There’s another tip: don’t buy the property story that has propelled such stocks like Unitech and Mahindra Gesco to stratospheric heights amply supplemented by the SEZ craze. “Real estate sector is India’s new Internet. Stay away from it,” the chubby investor told another Millennium Mams’ member, comparing the rush for any stock that peddles a real-estate story with the Internet bubble of the ’90s.
And considering current valuation, sugar and cement are also out of favour for Jhunjhunwala. “Cement stocks are fully valued; all positive factors have been discounted. Don’t enter the sugar sector either. From what I have gathered from recent news reports, selling ethanol to oil companies wouldn’t be as profitable as what was thought before,” he said.
So what is he bullish about? Jhunjhunwala is betting big on retail (his pick: Shoppers’ Stop), infrastructure (particularly Punj Lloyd), liquor, financial services and small cap hotels and IT stocks. “Try to identify those small cap hotels and IT companies that can scale up. For scalability and sustaining, growth are the two big challenges before corporate India,” he said.
Jhunjhunwala has already placed his bets on the following sectors: Nagarjuna Construction, Praj Industries, Pantaloon, Punj Lloyd, Geojit Finance and Geojit Software, which now feature in his portfolio that has appeared in bits and pieces in various news reports. “I have made some good money investing in Pantaloon, and if you are convinced that Kishore Biyani will be able to achieve his ambitious dream, you can bet on him,” he said.
The ace investor’s portfolio is not a surefire prescription to earn above average returns and he himself fears that a strategy to follow in his footsteps may not work. “Taking a tip from another investor is injurious to investing, more so if he is a smoker,” Jhunjhunwala told a lady member, lighting up a cigarette.
That's quite deep. So RKJ thinks mid-sized construction co's like Punj Lloyd, NCC, retail co's Pantaloon or small brokerages like Geojit have pricing power?? Last time I checked the net margins for likes of Pantaloon & NCC were around 4-5.5% only and under pressure. The less said about valuations of Praj or Punj Lloyd or small cap hotels he likes(Viceroy Hotels)the better. The only smart thing he said in this article was the last statement. He could have added that investors are bullish about stocks they've entered at lower levels and sceptical about those they've missed.

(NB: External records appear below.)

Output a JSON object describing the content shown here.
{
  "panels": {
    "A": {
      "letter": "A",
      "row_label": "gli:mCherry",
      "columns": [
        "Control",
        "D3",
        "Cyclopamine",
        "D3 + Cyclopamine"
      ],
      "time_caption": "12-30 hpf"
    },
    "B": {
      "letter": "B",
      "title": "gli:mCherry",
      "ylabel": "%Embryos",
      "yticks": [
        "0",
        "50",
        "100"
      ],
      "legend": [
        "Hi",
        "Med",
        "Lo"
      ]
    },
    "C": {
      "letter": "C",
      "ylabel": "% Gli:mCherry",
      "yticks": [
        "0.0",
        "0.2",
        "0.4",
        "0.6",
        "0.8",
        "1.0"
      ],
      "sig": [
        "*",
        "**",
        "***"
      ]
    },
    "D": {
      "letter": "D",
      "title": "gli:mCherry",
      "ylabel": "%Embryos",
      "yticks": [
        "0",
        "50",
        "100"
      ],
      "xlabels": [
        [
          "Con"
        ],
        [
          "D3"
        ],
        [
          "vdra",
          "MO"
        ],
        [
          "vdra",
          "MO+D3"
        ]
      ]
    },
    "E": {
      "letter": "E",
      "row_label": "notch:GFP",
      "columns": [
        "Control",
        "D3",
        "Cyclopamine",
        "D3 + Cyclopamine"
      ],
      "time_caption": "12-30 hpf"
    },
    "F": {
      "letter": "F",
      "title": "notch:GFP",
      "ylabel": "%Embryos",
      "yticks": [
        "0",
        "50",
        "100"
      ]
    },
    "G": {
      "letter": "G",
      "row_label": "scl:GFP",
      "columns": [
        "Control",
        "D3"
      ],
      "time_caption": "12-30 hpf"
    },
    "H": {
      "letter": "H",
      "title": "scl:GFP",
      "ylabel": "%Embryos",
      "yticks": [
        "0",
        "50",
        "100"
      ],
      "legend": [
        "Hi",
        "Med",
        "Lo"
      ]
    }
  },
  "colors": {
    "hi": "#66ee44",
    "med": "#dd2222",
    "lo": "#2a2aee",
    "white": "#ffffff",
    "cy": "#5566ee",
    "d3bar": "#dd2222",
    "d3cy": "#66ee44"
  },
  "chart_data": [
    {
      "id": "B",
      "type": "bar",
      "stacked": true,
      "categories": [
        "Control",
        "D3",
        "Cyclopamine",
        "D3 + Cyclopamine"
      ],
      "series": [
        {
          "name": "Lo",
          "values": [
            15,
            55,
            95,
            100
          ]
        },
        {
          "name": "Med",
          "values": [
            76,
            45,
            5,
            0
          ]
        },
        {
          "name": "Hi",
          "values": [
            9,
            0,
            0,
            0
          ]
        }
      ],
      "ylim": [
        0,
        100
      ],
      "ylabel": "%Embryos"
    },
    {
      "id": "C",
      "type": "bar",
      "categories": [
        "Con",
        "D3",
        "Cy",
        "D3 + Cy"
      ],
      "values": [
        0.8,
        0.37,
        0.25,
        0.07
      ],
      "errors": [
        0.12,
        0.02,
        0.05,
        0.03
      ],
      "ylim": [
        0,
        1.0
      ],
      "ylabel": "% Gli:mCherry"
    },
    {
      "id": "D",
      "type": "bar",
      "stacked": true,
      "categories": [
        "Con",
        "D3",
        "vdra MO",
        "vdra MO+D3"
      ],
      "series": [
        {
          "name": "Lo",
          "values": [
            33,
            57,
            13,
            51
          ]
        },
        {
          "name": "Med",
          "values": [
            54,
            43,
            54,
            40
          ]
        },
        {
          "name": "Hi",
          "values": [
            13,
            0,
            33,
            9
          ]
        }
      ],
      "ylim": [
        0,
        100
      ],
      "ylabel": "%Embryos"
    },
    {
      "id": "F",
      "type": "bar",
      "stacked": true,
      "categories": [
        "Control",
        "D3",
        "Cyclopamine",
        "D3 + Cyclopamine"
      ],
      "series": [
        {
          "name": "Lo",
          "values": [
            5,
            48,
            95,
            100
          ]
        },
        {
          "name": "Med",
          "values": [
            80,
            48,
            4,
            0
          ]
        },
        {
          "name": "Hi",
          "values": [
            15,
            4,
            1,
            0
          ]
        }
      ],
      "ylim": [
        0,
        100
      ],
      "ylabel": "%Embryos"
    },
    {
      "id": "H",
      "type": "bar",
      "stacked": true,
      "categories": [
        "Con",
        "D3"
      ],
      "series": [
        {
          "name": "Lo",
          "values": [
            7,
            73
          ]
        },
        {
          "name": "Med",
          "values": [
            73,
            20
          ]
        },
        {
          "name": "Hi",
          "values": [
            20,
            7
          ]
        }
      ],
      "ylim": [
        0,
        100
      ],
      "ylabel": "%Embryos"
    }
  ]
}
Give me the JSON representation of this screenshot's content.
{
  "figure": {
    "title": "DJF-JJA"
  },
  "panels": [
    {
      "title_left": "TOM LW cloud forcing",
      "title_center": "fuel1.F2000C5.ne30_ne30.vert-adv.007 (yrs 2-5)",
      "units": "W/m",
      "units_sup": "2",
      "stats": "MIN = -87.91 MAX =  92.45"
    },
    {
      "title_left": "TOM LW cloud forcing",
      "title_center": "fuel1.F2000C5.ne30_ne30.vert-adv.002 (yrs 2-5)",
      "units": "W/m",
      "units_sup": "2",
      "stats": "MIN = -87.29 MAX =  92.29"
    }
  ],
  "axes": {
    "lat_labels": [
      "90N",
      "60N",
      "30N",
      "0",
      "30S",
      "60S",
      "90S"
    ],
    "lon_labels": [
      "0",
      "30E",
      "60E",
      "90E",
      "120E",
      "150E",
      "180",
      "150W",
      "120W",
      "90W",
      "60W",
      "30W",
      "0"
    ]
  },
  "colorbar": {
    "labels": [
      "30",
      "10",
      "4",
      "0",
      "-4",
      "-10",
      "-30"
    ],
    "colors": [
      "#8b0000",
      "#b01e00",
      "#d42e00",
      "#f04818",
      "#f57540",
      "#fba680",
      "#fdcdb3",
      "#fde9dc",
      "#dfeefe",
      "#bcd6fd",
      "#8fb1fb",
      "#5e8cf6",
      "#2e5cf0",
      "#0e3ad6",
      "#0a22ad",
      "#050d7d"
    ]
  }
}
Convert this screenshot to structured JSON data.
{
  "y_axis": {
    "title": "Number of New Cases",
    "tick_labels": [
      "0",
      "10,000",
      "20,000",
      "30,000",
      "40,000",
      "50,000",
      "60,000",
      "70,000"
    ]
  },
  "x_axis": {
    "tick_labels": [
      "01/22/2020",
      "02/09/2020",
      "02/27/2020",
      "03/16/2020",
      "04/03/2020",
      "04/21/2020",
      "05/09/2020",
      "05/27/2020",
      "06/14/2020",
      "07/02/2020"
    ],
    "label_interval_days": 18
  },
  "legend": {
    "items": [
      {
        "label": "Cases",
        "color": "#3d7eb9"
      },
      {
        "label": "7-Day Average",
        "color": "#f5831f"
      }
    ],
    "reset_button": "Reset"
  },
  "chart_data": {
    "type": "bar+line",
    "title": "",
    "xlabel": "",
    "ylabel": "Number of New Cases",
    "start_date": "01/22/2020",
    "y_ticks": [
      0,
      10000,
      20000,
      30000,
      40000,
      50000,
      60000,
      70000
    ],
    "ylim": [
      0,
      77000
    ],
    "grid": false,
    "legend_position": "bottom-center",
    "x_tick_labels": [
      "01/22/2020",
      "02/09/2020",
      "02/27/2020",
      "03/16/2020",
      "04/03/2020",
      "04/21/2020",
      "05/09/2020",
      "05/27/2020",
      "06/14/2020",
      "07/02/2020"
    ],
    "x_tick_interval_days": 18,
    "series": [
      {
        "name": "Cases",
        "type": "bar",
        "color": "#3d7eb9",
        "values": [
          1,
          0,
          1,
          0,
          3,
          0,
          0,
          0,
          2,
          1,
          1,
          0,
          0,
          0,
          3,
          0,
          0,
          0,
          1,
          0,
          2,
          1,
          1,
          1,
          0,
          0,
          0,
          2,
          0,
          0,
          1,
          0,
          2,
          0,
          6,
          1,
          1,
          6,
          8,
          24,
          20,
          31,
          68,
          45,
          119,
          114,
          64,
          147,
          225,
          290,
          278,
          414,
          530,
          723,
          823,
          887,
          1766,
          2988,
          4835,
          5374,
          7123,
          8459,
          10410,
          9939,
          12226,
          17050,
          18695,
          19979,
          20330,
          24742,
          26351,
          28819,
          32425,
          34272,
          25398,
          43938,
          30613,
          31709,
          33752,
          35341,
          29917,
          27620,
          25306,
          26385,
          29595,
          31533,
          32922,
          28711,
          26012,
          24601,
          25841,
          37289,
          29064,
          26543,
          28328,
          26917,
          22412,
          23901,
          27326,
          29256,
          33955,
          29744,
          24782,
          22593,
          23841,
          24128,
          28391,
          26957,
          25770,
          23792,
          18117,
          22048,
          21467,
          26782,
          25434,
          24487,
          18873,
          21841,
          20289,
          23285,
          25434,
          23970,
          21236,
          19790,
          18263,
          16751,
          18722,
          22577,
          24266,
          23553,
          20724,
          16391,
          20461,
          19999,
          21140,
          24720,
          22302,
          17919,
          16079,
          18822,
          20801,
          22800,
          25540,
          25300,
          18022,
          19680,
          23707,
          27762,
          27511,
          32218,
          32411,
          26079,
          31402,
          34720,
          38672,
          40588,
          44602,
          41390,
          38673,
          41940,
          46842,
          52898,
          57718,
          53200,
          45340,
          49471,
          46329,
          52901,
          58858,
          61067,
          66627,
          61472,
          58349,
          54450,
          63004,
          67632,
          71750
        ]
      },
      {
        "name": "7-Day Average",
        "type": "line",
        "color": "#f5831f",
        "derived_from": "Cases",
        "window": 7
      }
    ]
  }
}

Posted by Anonymous | 12:22 PM
When RJ the Great says that he is placing his bets on some stocks (Punj Lyoyd, Shoppers Stop etc) and some sectors (like Retail) he may be actually saying that "I have caught these stocks at their lows and now want to dump them at highest possible prices on Unsuspecting Investors".... or as GreyFool has put it, the only sensible thing in his talk was his last statement.
Posted by Anonymous | 8:47 PM
I somewhat disagree, Usually such investors never ever tell people to buy what they have bought.
A mere mention of scrip does not mean that scrip should be bought because buying requires a reason supported by thorough analysis.
The purpose of posting such articles is just to learn from them & brush up our investing ways.
It does not matter whether RJ is an investor or an operator...one thing is sure that he is surely sucessful in what he does & there is nothing wrong in learning his style.
Pump & Dump strategy does not apply here because rather than money reputation is at stake!.
Posted by toughiee | 9:19 PM
RJ said it right..
two imp things are growth and pricing power.
while many things can grow all cannot make profit and go kaput at the top.
his idea of growth + pricing power is right and full of insight. (vah vah sayari ho gaya)..!!